Get version information for update checking.

Response:

{
  "updated_at": 1769718000000
}

GET /version

Get version as plain text (UNIX timestamp).

Static Files

GET /_app/*

Svelte 5 application assets (immutable, cacheable).

GET /favicon.png

GET /favicon.svg

GET /favicon.ico

Site favicons.

GET /favicons/{hash}.{ext}

Cached favicons by hash.

Proxy

GET /proxy_image

Proxy images to avoid CORS issues.

Query Parameters:

  • url: URL of the image to proxy

Response Format

All JSON responses use camelCase field names.
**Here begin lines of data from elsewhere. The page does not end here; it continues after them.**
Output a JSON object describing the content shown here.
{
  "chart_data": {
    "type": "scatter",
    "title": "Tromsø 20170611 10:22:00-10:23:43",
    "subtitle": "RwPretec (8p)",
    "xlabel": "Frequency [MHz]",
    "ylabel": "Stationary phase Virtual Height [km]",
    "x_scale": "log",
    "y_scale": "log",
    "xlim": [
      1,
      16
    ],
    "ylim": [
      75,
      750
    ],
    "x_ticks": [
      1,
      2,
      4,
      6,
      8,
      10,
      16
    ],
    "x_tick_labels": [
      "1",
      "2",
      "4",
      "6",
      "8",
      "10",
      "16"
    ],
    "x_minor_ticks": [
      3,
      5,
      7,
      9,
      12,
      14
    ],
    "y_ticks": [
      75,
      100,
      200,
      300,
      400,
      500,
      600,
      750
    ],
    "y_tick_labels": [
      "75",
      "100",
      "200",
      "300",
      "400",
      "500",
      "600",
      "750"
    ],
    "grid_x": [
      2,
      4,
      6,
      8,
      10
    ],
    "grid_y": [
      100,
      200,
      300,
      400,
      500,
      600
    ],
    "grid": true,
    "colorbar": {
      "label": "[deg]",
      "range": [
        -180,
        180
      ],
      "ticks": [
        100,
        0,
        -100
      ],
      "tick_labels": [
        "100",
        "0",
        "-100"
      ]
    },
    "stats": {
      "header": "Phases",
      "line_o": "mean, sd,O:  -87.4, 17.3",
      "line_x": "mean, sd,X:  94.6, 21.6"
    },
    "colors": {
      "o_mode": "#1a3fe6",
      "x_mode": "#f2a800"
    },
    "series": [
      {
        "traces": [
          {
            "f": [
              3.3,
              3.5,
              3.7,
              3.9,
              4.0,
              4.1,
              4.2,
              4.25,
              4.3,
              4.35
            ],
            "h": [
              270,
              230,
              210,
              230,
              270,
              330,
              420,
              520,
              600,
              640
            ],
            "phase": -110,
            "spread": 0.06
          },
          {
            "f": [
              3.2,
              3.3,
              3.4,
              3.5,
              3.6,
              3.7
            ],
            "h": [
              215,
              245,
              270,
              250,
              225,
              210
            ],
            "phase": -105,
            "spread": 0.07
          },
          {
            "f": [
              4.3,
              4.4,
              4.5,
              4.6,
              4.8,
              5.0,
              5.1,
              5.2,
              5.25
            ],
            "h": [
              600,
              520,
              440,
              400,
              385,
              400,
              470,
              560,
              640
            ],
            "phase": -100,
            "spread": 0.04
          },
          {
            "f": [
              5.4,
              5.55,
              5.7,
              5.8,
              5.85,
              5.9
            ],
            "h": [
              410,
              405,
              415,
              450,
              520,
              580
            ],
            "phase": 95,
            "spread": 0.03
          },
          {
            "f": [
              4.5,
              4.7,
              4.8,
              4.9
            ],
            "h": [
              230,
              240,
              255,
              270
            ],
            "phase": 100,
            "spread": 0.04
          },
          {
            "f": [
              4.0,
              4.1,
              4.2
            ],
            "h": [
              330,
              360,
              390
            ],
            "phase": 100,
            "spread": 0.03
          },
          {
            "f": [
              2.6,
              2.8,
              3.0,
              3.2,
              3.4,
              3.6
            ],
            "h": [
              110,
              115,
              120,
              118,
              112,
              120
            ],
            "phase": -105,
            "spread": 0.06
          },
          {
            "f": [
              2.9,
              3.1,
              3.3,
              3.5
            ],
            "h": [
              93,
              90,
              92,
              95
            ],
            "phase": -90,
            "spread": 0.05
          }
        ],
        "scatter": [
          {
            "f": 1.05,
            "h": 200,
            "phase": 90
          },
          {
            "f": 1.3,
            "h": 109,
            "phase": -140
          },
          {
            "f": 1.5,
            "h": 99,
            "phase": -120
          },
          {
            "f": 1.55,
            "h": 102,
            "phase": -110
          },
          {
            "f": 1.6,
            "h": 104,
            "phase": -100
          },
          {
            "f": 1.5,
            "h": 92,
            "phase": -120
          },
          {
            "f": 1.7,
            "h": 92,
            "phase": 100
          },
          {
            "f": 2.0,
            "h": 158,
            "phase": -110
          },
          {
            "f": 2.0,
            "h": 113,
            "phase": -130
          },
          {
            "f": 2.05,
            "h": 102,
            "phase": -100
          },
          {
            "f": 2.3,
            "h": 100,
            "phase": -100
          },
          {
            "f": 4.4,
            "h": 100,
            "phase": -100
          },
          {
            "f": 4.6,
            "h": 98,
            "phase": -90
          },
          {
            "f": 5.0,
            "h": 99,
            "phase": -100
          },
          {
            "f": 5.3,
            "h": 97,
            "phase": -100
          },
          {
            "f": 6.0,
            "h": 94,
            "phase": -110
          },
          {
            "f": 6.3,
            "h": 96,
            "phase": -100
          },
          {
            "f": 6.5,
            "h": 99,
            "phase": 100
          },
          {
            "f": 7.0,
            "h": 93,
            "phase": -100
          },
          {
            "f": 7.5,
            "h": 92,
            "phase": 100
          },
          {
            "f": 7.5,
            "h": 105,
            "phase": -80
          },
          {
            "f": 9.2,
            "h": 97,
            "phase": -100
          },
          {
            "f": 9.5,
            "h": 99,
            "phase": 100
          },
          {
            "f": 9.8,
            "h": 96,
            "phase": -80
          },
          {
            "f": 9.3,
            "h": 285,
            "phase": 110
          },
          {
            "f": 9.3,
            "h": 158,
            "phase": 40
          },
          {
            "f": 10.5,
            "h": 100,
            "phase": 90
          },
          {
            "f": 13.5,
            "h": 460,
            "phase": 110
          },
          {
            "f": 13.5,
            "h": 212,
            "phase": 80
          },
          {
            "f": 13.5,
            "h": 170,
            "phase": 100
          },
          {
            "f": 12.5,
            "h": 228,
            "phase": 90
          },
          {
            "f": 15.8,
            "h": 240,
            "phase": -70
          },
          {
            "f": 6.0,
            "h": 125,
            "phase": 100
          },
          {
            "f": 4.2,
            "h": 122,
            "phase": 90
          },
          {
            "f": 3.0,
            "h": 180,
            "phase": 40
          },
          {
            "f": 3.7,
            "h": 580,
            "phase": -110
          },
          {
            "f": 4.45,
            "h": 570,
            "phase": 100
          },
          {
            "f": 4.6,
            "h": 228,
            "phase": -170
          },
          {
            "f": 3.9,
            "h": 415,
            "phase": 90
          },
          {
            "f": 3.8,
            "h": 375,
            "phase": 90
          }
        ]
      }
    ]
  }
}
Dates are UNIX timestamps in milliseconds.

Error Handling

Errors return appropriate HTTP status codes:

  • 400: Bad Request (missing parameters)
  • 404: Not Found
  • 500: Internal Server Error

Rate Limiting

The API implements rate limiting with configurable limits per category. Rate limits are configured in feeds.yml:

rate_limiting:
  enabled: true
  cleanup_interval_minutes: 5
  max_entries: 10000
  categories:
    expensive:       # /api/recluster, /api/cluster
      limit: 5
      window_minutes: 60
    moderately:     # /api/refresh, /api/clear-cache
      limit: 10
      window_minutes: 60
    very_expensive: # /api/cleanup-orphaned
      limit: 3
      window_minutes: 60
    read:           # All other endpoints
      limit: 60
      window_minutes: 1

When rate limited, endpoints return 429 Too Many Requests with a Retry-After header.

Background Jobs

The server runs periodic background jobs:

  • Feed Refresh: Fetches new items from all configured feeds based on refresh_minutes (default: 30 minutes)
  • Clustering: Runs automatically on newly fetched items (every 60 minutes)
  • Cache Cleanup: Removes items older than configured cache_retention_hours (default: 14 days)

Use /api/run-clustering to manually cluster existing items.